Music of the Week is a weekly column from Consequence that highlights the most recent and biggest new tracks every week. Discover these new favorites and extra on our Spotify Prime Songs playlist, and for different nice songs from rising artists, try our Spotify New Sounds playlist. This week, Nick Cave and The Dangerous Seeds return with “Wild God.”
The final followers heard from Nick Cave and The Dangerous Seeds was 2019’s Ghosteen, a contemplative, ambient-influenced mission that discovered Cave wading by waters of grief, love, and swirling synth pads. With “Wild God,” Cave and firm return surprisingly… joyful?
“It’s an advanced document, however it’s additionally deeply and joyously infectious,” Cave stated of the upcoming launch and its eponymous lead single. “There’s by no means a grasp plan once we make a document. The information quite mirror again the emotional state of the writers and musicians who performed them. Listening to this, I don’t know, it appears we’re completely satisfied.”

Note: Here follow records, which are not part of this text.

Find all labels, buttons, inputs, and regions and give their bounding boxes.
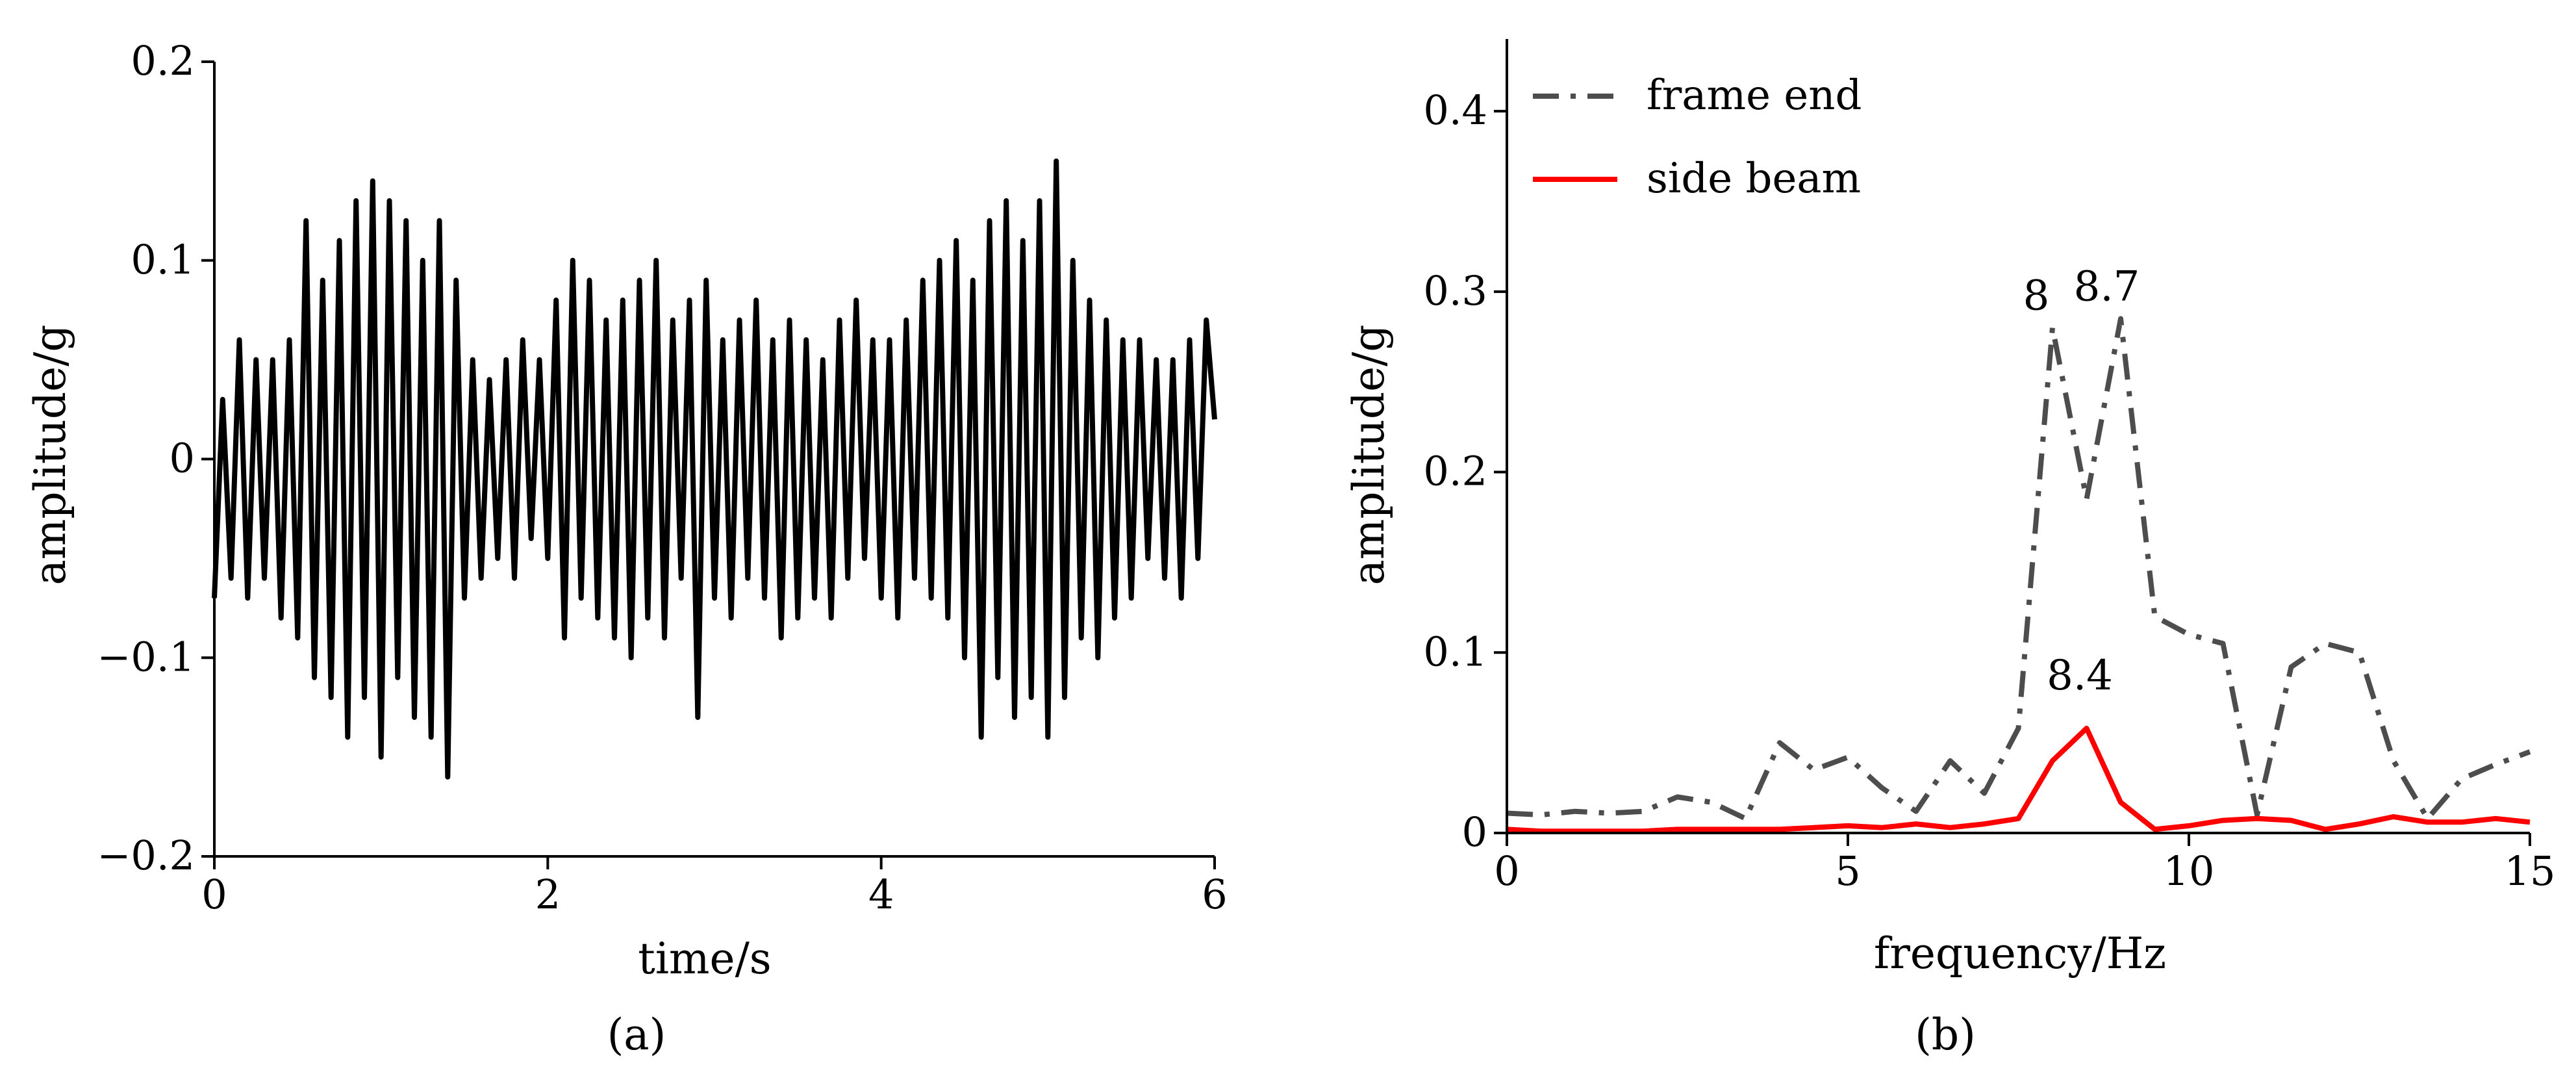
acceleration-line xyxy=(212,158,1217,780)
y-axis-title-b: amplitude/g xyxy=(1344,324,1394,585)
y-tick-label: 0.1 xyxy=(131,236,195,283)
legend-label-frame-end: frame end xyxy=(1647,71,1862,120)
x-tick-label: 0 xyxy=(201,871,227,918)
y-tick-label: −0.2 xyxy=(97,832,195,879)
peak-annotations: 8 8.7 8.4 xyxy=(2023,263,2140,699)
x-tick-label: 6 xyxy=(1202,871,1227,918)
peak-label: 8.7 xyxy=(2074,263,2140,311)
legend-label-side-beam: side beam xyxy=(1647,155,1861,203)
legend: frame end side beam xyxy=(1533,71,1862,203)
time-series-chart: −0.2 −0.1 0 0.1 0.2 0 2 4 6 time/s amplitude/g (… xyxy=(25,37,1228,1060)
x-tick-label: 5 xyxy=(1835,847,1860,895)
panel-label-a: (a) xyxy=(607,1010,666,1060)
x-tick-label: 0 xyxy=(1494,847,1519,895)
peak-label: 8.4 xyxy=(2047,652,2113,700)
x-tick-label: 10 xyxy=(2164,847,2215,895)
frame-end-line xyxy=(1506,316,2531,821)
y-tick-label: 0.2 xyxy=(1423,448,1487,495)
y-tick-label: 0.2 xyxy=(131,37,195,84)
x-tick-label: 4 xyxy=(868,871,894,918)
acceleration-series xyxy=(212,158,1217,780)
x-tick-label: 2 xyxy=(535,871,561,918)
y-tick-label: 0.1 xyxy=(1423,628,1487,675)
axes-b: 0 0.1 0.2 0.3 0.4 0 5 10 15 xyxy=(1423,39,2555,895)
spectrum-chart: 0 0.1 0.2 0.3 0.4 0 5 10 15 8 8.7 8.4 frame end sid… xyxy=(1344,39,2555,1060)
x-tick-label: 15 xyxy=(2505,847,2556,895)
y-tick-label: −0.1 xyxy=(97,633,195,680)
spectrum-series xyxy=(1506,316,2531,834)
y-tick-label: 0 xyxy=(1462,808,1487,856)
y-tick-label: 0.3 xyxy=(1423,267,1487,314)
axes-a: −0.2 −0.1 0 0.1 0.2 0 2 4 6 xyxy=(97,37,1227,918)
panel-label-b: (b) xyxy=(1915,1010,1976,1060)
y-tick-label: 0 xyxy=(170,435,195,482)
side-beam-line xyxy=(1506,725,2531,834)
peak-label: 8 xyxy=(2023,272,2050,320)
y-axis-title-a: amplitude/g xyxy=(25,324,75,585)
x-axis-title-b: frequency/Hz xyxy=(1874,929,2166,979)
y-tick-label: 0.4 xyxy=(1423,86,1487,134)
x-axis-title-a: time/s xyxy=(638,934,771,984)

Upon first pay attention, “Wild God” definitely appears to embody this newfound lightness. In comparison with the meditative area that drove Ghosteen, “Wild God” is remarkably upbeat, natural, and — with the climactic, chorus-backed outro — anthemically triumphant.

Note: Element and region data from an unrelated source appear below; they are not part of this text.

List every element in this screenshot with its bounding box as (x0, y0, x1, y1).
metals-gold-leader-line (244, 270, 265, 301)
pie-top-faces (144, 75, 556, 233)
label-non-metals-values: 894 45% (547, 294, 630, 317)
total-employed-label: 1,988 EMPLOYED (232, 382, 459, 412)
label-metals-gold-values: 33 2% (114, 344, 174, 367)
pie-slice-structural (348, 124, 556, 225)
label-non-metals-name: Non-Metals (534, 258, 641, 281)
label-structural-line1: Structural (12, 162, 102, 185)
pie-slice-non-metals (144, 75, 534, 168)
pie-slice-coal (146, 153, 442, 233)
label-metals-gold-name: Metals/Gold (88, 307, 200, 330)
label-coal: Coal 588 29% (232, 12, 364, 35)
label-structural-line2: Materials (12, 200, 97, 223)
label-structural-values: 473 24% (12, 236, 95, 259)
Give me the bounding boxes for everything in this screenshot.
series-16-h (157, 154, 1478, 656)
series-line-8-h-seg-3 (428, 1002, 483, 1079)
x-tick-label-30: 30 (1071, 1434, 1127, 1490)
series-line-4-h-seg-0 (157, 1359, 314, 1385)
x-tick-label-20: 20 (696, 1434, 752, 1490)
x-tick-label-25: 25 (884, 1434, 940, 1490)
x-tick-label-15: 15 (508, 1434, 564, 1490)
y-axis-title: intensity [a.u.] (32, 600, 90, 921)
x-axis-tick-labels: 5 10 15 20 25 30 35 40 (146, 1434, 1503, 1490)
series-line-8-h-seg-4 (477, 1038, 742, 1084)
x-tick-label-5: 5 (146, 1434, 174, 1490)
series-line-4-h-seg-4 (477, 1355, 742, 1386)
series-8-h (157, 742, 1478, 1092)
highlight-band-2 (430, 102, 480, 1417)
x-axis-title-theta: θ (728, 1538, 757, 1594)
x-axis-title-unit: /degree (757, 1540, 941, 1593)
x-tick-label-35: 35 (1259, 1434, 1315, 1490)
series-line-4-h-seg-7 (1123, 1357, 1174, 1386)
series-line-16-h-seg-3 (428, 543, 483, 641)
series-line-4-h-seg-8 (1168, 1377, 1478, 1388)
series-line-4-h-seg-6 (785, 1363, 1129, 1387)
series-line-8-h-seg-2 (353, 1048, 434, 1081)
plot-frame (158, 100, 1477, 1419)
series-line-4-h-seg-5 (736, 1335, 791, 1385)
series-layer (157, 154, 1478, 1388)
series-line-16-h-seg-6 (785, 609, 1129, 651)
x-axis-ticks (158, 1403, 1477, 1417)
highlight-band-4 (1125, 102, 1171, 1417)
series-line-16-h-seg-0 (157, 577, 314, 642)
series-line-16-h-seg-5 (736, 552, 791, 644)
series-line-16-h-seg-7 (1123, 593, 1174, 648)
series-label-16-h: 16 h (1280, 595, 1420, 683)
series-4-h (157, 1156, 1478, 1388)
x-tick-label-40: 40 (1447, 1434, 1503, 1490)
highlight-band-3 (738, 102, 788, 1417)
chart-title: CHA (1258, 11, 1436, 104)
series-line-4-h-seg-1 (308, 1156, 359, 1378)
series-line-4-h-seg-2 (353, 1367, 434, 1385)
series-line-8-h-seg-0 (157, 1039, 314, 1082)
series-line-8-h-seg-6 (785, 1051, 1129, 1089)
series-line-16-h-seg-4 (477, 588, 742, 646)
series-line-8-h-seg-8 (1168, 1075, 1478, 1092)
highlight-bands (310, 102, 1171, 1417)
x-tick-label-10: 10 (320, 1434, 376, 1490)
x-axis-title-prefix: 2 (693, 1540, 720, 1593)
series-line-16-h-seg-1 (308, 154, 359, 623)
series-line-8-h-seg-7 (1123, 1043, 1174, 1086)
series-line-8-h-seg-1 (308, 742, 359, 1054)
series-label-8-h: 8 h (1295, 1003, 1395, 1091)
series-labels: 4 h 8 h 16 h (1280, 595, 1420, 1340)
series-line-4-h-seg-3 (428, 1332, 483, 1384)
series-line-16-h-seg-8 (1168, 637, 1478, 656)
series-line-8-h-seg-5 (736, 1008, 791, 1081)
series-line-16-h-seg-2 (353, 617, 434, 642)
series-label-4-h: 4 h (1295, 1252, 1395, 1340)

After all, being Nick Cave, diving into the lyrics reveals no easy expression of happiness; he stated as a lot himself within the aforementioned quote. Somewhat, by the story of an aged man letting his recollections take over, “Wild God” speaks to the significance of working in direction of contentedness within the face of, nicely, the whole lot.
At each flip, the previous man/wild god faces loss, adversity, and struggling: rape and pillage within the retirement village, the loss of life of the woman on Jubilee Avenue (a possible callback to the Push the Sky Away observe), and winds of tyranny. And but, he’s a wild god searching for what all wild gods are looking for, winds of tyranny be damned.
“And the folks on the bottom cried, ‘When does it begin?’/ And the wild god says, ‘It begins with the center,’” Cave sings, giving our titular wild god a possibility to supply his knowledge. “And the folks on the bottom cried, ‘When does it finish?’/ And the wild God says, ‘Effectively, it relies upon, however it principally by no means ends.’”
Actually, it principally by no means ends, that being something and the whole lot that takes away one’s pleasure. However once you’re feeling lonely or blue, deliver your spirit down, make like a wild god, and discover your peace — it’s on the market. Nick Cave and The Dangerous Seeds definitely did.